Did I mention I’m not getting a whole lot of writing done this week?
I am just starting to set up a little book tour for Thai Die when it comes out in December. So far just two places locally and then The Mystery Bookstore in Omaha. Love that shop – and Kate takes her visiting authors out to dinner to a Bohemian restaurant just up the street. She has a "Stitch and Bitch" group that meets in the shop, and they’ll be in session the day I get there, December 13. Always fun, I’ll have to remember to bring a project along. If anyone has a suggestion for a place to stop along the way, or not too far out of it, let me know. And pray for good weather!

5 comments:

Camille Minichino said...

I think you're having WAY too much fun, Monica! But I'm sure you'll eventually use it all for research for the next book.

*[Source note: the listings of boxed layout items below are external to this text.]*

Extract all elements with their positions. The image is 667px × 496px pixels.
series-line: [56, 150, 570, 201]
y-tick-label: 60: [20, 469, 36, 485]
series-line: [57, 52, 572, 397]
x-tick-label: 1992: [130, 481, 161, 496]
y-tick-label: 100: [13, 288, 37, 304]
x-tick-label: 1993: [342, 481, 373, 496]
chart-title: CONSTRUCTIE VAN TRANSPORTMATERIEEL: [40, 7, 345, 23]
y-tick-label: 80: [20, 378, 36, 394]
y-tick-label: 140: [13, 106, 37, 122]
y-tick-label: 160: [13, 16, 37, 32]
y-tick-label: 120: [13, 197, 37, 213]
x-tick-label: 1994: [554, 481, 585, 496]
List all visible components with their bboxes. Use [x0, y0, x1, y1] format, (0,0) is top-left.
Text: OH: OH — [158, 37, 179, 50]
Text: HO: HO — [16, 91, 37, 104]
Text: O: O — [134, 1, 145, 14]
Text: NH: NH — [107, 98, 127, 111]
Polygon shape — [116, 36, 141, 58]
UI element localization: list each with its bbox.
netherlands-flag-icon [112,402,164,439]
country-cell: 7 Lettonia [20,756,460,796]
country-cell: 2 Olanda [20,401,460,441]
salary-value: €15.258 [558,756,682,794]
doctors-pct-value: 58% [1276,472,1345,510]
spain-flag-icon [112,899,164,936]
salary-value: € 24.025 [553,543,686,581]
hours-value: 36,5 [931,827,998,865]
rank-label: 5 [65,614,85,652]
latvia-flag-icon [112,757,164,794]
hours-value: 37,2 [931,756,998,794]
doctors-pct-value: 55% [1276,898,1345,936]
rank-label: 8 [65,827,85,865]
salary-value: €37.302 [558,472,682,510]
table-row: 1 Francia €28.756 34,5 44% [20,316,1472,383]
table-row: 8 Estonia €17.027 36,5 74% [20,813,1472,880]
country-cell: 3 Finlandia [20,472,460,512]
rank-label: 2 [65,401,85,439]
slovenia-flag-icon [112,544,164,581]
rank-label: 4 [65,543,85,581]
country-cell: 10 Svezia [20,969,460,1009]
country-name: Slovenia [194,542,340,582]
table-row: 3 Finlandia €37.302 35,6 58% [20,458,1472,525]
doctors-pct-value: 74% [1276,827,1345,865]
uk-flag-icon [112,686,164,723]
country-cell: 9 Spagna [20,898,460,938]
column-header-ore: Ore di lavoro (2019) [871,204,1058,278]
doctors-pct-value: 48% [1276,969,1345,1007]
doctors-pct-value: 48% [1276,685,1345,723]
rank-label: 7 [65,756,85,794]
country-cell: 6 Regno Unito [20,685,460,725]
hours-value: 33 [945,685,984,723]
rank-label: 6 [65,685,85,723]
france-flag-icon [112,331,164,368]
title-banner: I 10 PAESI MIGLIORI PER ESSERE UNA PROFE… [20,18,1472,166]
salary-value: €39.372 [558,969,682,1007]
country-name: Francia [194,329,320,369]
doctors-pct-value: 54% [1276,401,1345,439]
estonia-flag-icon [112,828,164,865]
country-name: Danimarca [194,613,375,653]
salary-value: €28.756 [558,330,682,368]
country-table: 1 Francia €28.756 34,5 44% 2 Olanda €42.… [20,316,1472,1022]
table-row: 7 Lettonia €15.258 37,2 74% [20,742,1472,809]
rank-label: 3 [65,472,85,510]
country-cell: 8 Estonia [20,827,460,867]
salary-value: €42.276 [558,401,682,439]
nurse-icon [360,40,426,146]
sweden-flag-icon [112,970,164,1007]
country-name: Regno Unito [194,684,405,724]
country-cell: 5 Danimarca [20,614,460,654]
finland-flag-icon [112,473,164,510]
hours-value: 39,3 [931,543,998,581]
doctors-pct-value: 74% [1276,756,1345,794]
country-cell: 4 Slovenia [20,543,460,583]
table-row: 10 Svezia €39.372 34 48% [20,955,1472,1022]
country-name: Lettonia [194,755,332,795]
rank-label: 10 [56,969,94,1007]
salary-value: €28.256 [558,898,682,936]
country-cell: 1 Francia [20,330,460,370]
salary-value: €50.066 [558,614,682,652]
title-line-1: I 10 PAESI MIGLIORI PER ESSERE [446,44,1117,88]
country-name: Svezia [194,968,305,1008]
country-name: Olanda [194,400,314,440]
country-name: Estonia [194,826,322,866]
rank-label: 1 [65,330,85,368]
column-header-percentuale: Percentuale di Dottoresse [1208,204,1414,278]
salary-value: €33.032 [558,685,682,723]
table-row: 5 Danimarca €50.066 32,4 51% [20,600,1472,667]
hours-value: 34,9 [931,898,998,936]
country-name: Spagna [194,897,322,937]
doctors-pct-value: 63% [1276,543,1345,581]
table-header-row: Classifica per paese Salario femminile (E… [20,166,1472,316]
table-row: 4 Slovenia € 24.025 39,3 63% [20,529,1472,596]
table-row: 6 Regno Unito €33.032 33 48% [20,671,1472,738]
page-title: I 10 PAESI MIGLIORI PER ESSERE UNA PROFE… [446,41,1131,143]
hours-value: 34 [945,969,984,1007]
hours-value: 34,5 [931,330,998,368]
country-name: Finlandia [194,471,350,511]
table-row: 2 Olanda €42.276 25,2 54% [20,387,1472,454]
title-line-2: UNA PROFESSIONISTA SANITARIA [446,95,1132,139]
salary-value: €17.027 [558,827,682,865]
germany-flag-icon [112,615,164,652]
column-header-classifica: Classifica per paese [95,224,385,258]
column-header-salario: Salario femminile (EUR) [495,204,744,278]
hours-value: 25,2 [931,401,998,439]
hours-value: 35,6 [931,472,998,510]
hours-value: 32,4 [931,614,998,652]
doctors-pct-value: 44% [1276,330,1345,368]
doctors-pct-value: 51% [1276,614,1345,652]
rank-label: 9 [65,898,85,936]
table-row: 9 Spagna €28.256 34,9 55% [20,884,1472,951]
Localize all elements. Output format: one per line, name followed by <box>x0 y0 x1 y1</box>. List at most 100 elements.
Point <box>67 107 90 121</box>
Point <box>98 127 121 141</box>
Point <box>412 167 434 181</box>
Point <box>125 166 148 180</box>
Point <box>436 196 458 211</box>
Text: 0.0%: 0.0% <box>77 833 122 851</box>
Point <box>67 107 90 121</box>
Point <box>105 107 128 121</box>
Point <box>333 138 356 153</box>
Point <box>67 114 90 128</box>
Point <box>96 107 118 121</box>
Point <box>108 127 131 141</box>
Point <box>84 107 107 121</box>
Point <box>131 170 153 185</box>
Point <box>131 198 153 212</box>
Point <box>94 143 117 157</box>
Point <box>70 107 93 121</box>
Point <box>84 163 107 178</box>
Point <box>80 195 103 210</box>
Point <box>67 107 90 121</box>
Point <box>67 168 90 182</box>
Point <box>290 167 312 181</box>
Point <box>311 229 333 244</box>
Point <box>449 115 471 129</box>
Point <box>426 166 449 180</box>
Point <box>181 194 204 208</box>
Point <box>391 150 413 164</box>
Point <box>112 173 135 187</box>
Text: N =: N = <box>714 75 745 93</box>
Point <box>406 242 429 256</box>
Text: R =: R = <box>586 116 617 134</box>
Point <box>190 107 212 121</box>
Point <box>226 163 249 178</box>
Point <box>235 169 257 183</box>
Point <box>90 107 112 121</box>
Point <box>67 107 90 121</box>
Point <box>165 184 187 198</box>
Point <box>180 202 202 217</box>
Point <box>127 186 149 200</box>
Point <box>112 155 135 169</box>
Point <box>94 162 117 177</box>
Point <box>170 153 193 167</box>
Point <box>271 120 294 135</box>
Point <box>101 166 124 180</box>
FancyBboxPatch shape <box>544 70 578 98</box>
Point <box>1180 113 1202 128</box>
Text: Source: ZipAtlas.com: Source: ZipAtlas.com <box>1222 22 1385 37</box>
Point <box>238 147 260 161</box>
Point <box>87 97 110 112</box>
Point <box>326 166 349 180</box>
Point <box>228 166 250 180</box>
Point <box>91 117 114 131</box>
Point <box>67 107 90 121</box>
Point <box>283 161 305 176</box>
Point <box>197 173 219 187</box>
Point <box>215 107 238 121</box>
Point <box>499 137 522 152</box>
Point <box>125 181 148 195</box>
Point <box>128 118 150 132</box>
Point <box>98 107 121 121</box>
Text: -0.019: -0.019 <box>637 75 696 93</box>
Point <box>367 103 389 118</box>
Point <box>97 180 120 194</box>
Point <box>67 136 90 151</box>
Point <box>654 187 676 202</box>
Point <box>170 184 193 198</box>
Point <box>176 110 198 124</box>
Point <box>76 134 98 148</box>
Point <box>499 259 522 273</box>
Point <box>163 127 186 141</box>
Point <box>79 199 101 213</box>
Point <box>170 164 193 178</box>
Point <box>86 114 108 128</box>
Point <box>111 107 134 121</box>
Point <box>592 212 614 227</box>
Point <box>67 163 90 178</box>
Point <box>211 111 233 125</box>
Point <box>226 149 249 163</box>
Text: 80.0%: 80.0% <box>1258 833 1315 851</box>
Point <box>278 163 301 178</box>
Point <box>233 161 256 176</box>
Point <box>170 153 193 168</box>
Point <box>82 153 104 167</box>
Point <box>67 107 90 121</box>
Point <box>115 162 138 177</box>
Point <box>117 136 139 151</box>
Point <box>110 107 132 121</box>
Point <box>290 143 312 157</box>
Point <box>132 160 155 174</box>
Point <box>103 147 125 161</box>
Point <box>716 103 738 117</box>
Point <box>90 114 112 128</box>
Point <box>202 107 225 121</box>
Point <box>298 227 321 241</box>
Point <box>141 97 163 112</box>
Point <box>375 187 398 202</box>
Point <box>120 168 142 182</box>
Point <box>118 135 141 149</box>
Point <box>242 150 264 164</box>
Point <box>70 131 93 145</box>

Love the "Stitch and Bitch" ... makes me want to join that group.

Monica Ferris said...

It would be fun to write a wild and wacky mystery with the Saints as a background . . . hmmmmmmmmm

Linda O. Johnston said...

Hey, Monica, I'm especially interested in that ball boy who's not a boy, but a female pig! As I learned for my upcoming Kendra Ballantyne, Pet-Sitter mystery NEVER SAY STY, pigs are pretty smart. Does the growing pig actually fetch balls? And dare I ask what happens to her when the season is over?
--Linda

Monica Ferris said...

I've never seen the pig fetch balls -- but would you want to play with a ball a pig had had a chance to gnaw on? She just carries the balls in a pouch out to the pitcher. And once in awhile she'll slip her lead and go racing around the ballfield, enjoying the chase after her as much as the crowd. I'm aware that pigs are smart; I've heard they are as smart or smarter than dogs. I don't know what happens to the pig after the end of the season. All I know is that in the spring, it's a new baby pig in the tutu.

Betty Hechtman said...

I loved your description of the ballgame. It sounds like much more fun than the big leagues. The ice cream social sounded great, too. It reminded me of when I was a kid and we spent time in the summer in a small town in Indiana.